May 7, 2014 / 4:36 PM / 4 years ago

Deutsche Bank gets specific on AT1 bond plans

* Total AT1 raise to be less than 5bn

* Deutsche to stagger call dates on dollar, euro and sterling tranches

* Potential Yankee considered further down the line

* Liability management on old-style Tier 1 not ruled out

By Helene Durand

LONDON, May 7 (IFR) - Deutsche Bank gave further details on the size and shape of its inaugural Additional Tier 1 issue on Wednesday during an investor call, also signalling that it may venture into the US dollar onshore market in the future.

Jonathan Blake, global head of debt issuance at the German bank, said the lender would not issue the whole 5bn it is targeting to raise eventually, even if there is very strong investor demand.

Inaugural Additional Tier 1 issues from the likes of Santander or KBC have enjoyed high levels of oversubscription and expectations are that Deutsche, which has been in the pipeline for over a year, will also garner strong demand.

Deutsche has said that it intends to raise about 5bn of CDR IV-compliant AT1 by the end of 2015. Blake also reiterated that the 1.5bn flagged in the release last week was very much a floor for the deal and not its maximum size.

Deutsche Bank is eyeing a range of call dates for the multi-currency trade that will include bonds denominated in US dollars, euros and sterling sold under the Reg S format. “We want to stagger the calls,” Deutsche said on the call.
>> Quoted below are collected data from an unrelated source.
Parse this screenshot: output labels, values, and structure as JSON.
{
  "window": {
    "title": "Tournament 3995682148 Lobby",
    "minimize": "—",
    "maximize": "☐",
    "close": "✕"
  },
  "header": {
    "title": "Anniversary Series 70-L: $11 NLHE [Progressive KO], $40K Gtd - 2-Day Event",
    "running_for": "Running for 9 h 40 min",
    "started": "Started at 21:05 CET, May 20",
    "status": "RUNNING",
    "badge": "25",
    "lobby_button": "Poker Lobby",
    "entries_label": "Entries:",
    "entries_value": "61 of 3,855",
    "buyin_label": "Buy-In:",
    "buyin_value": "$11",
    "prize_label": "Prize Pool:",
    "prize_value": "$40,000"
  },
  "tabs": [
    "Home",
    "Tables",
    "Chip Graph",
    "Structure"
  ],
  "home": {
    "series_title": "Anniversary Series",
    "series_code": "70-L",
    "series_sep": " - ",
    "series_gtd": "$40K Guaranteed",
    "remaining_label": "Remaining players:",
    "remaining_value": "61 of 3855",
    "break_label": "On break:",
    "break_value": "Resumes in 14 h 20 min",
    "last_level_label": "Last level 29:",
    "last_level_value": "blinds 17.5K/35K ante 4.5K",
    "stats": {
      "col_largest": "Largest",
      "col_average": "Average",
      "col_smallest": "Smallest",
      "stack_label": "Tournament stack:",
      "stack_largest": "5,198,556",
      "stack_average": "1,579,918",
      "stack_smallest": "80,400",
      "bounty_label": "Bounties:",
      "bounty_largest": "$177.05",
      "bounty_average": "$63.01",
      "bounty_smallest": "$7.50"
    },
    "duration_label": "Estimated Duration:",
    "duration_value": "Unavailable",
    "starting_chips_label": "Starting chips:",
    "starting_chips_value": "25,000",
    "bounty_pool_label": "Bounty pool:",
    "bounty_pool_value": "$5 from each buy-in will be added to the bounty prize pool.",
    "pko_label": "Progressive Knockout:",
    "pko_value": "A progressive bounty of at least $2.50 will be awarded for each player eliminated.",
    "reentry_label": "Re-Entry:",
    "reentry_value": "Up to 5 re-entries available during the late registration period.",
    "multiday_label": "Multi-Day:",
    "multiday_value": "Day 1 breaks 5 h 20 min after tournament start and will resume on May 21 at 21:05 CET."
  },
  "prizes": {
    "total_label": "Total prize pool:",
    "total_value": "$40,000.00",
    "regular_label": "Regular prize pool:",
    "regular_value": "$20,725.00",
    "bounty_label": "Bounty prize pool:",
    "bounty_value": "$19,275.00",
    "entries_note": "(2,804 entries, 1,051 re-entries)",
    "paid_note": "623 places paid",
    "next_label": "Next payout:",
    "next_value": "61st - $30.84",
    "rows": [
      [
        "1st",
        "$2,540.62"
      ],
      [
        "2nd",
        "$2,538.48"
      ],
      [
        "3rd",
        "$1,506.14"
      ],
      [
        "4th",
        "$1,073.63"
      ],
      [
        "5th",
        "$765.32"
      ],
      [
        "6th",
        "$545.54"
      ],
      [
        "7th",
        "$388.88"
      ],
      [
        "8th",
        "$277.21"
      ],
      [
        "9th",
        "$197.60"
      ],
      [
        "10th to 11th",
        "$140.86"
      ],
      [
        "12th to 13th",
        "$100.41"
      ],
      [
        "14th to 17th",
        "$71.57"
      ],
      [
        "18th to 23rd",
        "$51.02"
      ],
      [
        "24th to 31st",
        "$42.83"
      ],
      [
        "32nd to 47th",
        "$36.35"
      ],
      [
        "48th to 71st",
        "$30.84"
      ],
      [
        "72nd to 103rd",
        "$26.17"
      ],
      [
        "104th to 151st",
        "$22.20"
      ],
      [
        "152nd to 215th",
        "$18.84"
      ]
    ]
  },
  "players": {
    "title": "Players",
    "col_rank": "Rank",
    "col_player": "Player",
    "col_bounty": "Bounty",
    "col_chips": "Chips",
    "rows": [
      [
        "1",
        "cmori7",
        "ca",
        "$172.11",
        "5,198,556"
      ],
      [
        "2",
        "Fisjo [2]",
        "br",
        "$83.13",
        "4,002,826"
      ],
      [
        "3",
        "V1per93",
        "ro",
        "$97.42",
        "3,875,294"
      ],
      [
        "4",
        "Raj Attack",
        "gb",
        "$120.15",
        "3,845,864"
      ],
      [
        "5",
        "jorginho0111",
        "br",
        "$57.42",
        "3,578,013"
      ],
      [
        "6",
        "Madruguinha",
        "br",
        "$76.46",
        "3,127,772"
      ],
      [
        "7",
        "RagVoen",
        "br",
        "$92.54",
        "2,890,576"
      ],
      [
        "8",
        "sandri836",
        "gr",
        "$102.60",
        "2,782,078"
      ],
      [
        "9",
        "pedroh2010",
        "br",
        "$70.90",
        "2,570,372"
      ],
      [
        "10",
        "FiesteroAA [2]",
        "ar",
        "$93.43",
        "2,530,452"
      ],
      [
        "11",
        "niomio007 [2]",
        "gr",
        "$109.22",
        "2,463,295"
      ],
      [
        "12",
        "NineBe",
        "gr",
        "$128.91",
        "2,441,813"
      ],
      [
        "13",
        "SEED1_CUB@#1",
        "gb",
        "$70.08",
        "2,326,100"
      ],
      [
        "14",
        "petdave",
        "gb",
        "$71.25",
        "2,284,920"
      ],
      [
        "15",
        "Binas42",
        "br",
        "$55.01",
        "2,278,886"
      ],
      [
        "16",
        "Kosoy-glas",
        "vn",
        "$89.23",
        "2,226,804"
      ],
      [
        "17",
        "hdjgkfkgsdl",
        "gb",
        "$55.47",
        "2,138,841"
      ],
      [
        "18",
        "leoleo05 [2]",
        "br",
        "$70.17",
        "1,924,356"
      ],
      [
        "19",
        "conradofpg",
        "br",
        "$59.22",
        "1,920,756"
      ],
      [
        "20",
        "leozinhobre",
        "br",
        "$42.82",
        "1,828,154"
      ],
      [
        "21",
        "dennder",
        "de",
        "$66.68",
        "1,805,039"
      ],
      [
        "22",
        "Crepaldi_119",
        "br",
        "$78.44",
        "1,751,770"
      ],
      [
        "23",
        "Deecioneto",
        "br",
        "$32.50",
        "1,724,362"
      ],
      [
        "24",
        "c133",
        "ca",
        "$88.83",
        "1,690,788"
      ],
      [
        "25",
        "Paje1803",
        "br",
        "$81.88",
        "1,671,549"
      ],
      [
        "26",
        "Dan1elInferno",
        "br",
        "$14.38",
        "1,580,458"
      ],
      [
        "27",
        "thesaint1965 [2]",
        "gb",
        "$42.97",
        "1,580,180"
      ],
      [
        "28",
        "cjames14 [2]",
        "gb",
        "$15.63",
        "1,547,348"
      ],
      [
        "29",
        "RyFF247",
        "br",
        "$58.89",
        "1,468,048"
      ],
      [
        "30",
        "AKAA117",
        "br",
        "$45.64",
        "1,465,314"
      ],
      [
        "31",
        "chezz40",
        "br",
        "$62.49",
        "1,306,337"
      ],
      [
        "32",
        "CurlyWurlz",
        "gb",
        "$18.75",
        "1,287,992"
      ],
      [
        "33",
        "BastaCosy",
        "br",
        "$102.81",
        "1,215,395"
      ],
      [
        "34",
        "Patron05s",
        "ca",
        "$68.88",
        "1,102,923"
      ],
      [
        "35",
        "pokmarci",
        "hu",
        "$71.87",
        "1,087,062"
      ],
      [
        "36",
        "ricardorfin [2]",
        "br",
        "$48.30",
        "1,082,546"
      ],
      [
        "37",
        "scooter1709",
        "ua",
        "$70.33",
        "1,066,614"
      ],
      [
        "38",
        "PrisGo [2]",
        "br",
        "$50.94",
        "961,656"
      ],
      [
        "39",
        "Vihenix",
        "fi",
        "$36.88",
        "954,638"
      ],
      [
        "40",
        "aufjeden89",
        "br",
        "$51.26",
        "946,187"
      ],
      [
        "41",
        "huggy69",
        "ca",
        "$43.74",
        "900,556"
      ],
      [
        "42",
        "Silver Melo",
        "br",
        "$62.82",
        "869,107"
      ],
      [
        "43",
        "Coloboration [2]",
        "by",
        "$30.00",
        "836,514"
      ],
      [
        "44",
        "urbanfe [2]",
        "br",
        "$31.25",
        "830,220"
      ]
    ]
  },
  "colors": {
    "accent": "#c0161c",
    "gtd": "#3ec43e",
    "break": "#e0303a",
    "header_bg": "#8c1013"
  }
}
The issuer is eyeing a perpetual non-call six-year for the dollar tranche, a perpetual non-call seven or eight-year for the euro tranche and a perpetual non-call 10 or 12-year for the sterling tranche, although the final call dates will be decided on the back of investor feedback.

Blake also said that while the US dollar tranche was targeted at European and Asian investors because of the Reg S format, the bank may return to the Additional Tier 1 market in the future with a Yankee dollar offering.

As well as broadly outlining the details of the deal, Deutsche Bank said it would consider liability management exercises on old-style hybrid Tier 1 debt, similar to what Lloyds did in March.

The UK lender exchanged £4.4bn-equivalent of high-yielding capital notes for £4.4bn worth of high-risk Additional Tier 1 bonds.

“We could look at a potential exchange, but for technical reasons we couldn’t do it in this particular case,” Blake said. “The details of the shareholder authorisation limits our ability to conduct an exchange, but we wouldn’t rule that out for future transactions.”

Asked whether Deutsche Bank would use its ability to exercise regulatory calls in the future, Blake said he could not give a black and white answer.

The possibility of bonds being called at par for loss of regulatory treatment was the main stick used by Lloyds to motivate bondholders to part with their higher yielding instruments.

“Although optically the coupons look high, this doesn’t give a full picture of the true cost and the after-swap cost of these can still be quite attractive,” said Blake.